So then why have a motor to push bombs downward? It seems like a one-or-the-other situation to me. When a ship explodes, the bombs go every direction that is not downward. It seems "cheap," just like a lot of nitpicks about the movie. I usually wouldn't waste too much time on something as insignificant as this, but I happen to be a nerd, so here we go...Literally every ship in the entire Star Wars universe has had interior gravity.
https://i.stack.imgur.com/pZMR3.png
So the artificial gravity holds the person in their seat. The bombadier was not in a seat nor anywhere near a seat nor where she was supposed to be situated on the ship. The pilot, though somehow came out of the pilot's seat and wound up displaced onto the floor of the cockpit. Just from a logical standpoint, it doesn't make that much sense, but it's a nitpick, yet, if you try to find an answer by purchasing these visual dictionaries and encyclopediae associated with the films (the above was from the TFA Incredible Cross Sections book), you just get into these really esoteric little factoids and stuff that totally don't support what you see in the films. So long range ships need special force disrupters in order to make the jump to light speed without liquifying the people on board...ok, what about short range ships, like the one depicted? Say that antigravity technology is just cheap enough that every ship has it - that'd be fine, but that's not what these supplimentary books say, they say "The gravitoactive constituents of these devices are subnuclear knots of spacetime made in enormous unmanned power refineries encompassing black holes."

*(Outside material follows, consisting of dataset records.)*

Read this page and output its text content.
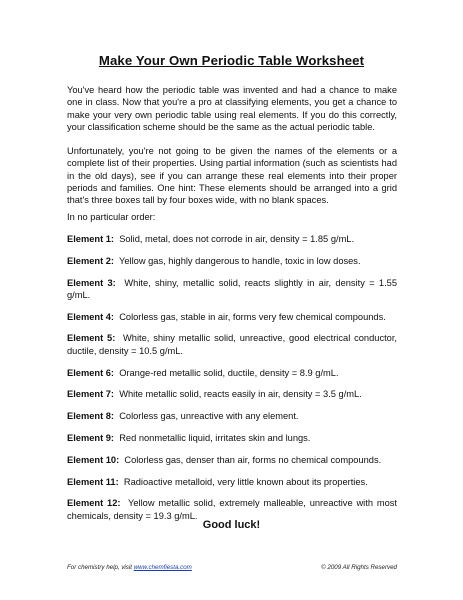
Make Your Own Periodic Table Worksheet
You've heard how the periodic table was invented and had a chance to make one in class. Now that you're a pro at classifying elements, you get a chance to make your very own periodic table using real elements. If you do this correctly, your classification scheme should be the same as the actual periodic table.
Unfortunately, you're not going to be given the names of the elements or a complete list of their properties. Using partial information (such as scientists had in the old days), see if you can arrange these real elements into their proper periods and families. One hint: These elements should be arranged into a grid that's three boxes tall by four boxes wide, with no blank spaces.
In no particular order:
Element 1: Solid, metal, does not corrode in air, density = 1.85 g/mL.
Element 2: Yellow gas, highly dangerous to handle, toxic in low doses.
Element 3: White, shiny, metallic solid, reacts slightly in air, density = 1.55 g/mL.
Element 4: Colorless gas, stable in air, forms very few chemical compounds.
Element 5: White, shiny metallic solid, unreactive, good electrical conductor, ductile, density = 10.5 g/mL.
Element 6: Orange-red metallic solid, ductile, density = 8.9 g/mL.
Element 7: White metallic solid, reacts easily in air, density = 3.5 g/mL.
Element 8: Colorless gas, unreactive with any element.
Element 9: Red nonmetallic liquid, irritates skin and lungs.
Element 10: Colorless gas, denser than air, forms no chemical compounds.
Element 11: Radioactive metalloid, very little known about its properties.
Element 12: Yellow metallic solid, extremely malleable, unreactive with most chemicals, density = 19.3 g/mL.
Good luck!
For chemistry help, visit www.chemfiesta.com	© 2009 All Rights Reserved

Whatever, it's Star Wars, right?
Well, yeah, but the irritating thing is the wishy-washiness of it all. The gravity works when it's convenient for the storytellers, but then sometimes it doesn't work, like in the infamous scene with Leia. Why wasn't there gravity then? Either have gravity or not. If you have it for some weird scenes, okay, I can ignore it, but then when you do other weird scenes, there is not gravity pulling stuff toward the ship, and that's when I have a problem. "Do or do not." It's a nitpick, I agree, but there were just so many in this film that I felt annoyed by all of them.
The OT has plenty of stuff that's just as goofy, but it all ends up paying off. Everything in Ep IV falls so perfectly and coincidentally into place in the plot so that the Rebels can destroy the Death Star, but it gets pulled off, crippling the Empire. In Ep V, it seems like a logical place the Rebellion would be in following those cirumstances. In Ep VI, the Rebllion completely destroys the Empire, so, end of story. Ep VII seemed to have undone some of the story from Ep VI and now Ep VIII seems to be ignoring a lot of what happened in Ep VII as well as the OT, so the overall feeling I get is that whatever happens in one movie doesn't really affect anything that happens in other movies, and that's definitely not a good place to be in with a franchise with this many films.